We are sojourners. When we are longing to be made into that magnificent building, let Him be the precious cornerstone. Let your aim be union with Him and bring Him your Lego pieces to lay them as He sees fits, at His pace. Bring him your regrets, your bad decisions, your wrong turns. Bring Him your loneliness and your failed hope. Your heart, all the sin you desire that you wish you didn’t and all the defiled things stored up in it that comes out in your words and what you pursue. Bring Him your battle scars and let Him love you in spite of them. His grace – His unmerited favour – is sufficient in your weakness. That in your darkest inadequacy, what He lavishes on you is enough to get you through. That you don’t need some smart invention, wondrous formula or human help but rather the gift of His love and redemption. He promises that it’s enough. Though weakness is all we have He adopts us into His family. We are His heirs, His children – sons and daughters of the Almighty. And that’s grace. It’s grace sufficient for us to try to be the things we will inevitably fail at yet to keep trying all the more.

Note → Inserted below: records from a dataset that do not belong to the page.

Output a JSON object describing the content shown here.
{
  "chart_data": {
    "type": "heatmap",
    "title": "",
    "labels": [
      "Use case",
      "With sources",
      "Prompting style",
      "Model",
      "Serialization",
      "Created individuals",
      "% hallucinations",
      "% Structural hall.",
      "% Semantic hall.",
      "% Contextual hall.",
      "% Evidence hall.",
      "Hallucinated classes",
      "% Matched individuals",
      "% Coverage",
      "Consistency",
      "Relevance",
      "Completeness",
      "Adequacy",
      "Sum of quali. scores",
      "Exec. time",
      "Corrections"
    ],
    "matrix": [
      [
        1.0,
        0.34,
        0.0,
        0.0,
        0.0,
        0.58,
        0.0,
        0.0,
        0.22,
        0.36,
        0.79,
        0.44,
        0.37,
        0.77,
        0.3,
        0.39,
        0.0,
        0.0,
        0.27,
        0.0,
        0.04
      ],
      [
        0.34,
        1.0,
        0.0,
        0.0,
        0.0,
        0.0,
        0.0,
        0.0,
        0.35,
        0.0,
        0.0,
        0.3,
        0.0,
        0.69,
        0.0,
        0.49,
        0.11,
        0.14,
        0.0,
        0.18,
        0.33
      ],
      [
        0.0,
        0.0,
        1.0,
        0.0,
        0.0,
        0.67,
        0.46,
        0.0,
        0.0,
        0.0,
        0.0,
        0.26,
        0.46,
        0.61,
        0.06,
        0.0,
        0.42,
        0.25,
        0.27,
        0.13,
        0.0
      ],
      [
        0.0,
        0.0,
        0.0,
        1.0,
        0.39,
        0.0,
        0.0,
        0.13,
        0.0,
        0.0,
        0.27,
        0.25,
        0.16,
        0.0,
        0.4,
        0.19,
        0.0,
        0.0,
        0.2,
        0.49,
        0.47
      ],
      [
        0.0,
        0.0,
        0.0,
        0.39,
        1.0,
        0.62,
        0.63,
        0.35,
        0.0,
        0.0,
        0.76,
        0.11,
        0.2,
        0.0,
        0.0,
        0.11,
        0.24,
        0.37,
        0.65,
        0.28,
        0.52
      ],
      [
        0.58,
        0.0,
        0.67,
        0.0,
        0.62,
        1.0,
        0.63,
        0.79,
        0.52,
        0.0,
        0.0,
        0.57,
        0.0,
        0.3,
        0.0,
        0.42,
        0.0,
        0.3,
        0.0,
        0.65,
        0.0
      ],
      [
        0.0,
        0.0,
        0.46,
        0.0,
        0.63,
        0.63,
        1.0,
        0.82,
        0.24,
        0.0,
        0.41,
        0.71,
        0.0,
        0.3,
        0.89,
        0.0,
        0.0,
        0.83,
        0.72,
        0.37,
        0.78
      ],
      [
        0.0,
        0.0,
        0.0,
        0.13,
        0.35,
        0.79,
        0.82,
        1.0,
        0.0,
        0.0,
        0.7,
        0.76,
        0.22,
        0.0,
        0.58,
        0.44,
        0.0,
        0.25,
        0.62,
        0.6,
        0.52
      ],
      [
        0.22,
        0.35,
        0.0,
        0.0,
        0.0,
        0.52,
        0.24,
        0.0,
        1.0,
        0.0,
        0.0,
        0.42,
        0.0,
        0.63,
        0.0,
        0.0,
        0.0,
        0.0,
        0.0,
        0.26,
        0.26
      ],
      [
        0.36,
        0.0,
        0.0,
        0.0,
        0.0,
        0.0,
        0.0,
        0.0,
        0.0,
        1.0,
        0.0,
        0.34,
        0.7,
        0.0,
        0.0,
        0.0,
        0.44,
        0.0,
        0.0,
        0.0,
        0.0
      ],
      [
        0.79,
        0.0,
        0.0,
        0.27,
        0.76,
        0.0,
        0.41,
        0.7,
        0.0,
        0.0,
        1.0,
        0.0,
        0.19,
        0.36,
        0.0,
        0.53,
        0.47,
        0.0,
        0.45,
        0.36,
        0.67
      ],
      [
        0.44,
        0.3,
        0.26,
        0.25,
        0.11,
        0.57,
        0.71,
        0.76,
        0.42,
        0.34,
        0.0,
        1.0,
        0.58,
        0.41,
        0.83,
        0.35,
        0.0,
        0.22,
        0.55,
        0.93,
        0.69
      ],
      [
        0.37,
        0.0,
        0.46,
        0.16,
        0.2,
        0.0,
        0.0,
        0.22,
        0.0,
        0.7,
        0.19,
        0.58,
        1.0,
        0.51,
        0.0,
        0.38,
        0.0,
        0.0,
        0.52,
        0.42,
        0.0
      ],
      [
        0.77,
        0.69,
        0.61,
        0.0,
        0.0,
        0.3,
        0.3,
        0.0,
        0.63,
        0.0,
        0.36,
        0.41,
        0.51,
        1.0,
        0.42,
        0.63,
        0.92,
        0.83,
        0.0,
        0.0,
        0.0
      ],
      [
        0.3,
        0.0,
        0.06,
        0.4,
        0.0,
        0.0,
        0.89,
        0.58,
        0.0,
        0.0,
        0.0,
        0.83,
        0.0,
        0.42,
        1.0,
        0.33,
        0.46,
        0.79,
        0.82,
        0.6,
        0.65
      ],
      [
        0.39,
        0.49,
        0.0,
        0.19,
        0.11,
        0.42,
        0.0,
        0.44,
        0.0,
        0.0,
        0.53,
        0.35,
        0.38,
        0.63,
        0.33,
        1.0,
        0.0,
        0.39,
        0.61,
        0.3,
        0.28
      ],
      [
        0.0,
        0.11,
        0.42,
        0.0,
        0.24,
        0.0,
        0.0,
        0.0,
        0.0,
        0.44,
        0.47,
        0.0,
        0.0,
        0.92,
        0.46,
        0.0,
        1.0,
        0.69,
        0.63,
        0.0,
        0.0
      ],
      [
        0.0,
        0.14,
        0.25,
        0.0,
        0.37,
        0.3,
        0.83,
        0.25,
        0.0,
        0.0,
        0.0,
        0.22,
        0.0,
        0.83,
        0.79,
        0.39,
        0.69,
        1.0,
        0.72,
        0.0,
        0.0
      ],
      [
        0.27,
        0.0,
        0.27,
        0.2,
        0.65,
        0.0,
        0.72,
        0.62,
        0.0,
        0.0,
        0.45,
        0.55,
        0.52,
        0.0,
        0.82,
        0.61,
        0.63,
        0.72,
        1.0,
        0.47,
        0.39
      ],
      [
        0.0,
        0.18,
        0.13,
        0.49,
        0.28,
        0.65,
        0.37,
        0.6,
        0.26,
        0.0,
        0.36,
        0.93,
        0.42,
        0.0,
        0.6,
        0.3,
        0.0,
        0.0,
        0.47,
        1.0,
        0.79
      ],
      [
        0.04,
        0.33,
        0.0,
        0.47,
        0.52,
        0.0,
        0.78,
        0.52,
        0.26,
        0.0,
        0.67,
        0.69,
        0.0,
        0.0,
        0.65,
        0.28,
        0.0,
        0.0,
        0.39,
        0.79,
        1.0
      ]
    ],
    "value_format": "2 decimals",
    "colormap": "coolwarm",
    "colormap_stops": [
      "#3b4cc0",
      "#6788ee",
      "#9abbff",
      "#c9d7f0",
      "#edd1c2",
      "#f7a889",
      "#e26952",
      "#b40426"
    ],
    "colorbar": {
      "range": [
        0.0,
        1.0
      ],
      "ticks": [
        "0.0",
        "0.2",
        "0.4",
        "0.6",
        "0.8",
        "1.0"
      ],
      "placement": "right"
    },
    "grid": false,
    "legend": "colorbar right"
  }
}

Christianity isn’t about good people getting better but good news for bad people coping with their failure to be good. In a little while the old man left within will be put to death and our whole heart will be His. In a little while, the battle will be won. There is beauty in brokenness because He is the God of bringing life out of death and even dry bones. The struggle is part of the story. Don’t give up. Don’t forget the most amazing thing about grace, is the chance to give it out.
“By this I mean: thou has not really known thyself as the object of My Love. And, as a result, thou hast not known what thou art in Me, nor all that is potentially in thee.
Wake up from out of thy sleep and from thy bad dreams. Thou seest thyself, in certain moments of truth, only the failures and the defeats, the falls, the defilements, perhaps the crimes. But all this is not thee. That is not thy real ‘self’, thy deepest ‘self’.
Under all that, behind all that, under thy skin and behind all thy transgressions and all thy failings, I Myself see thee.”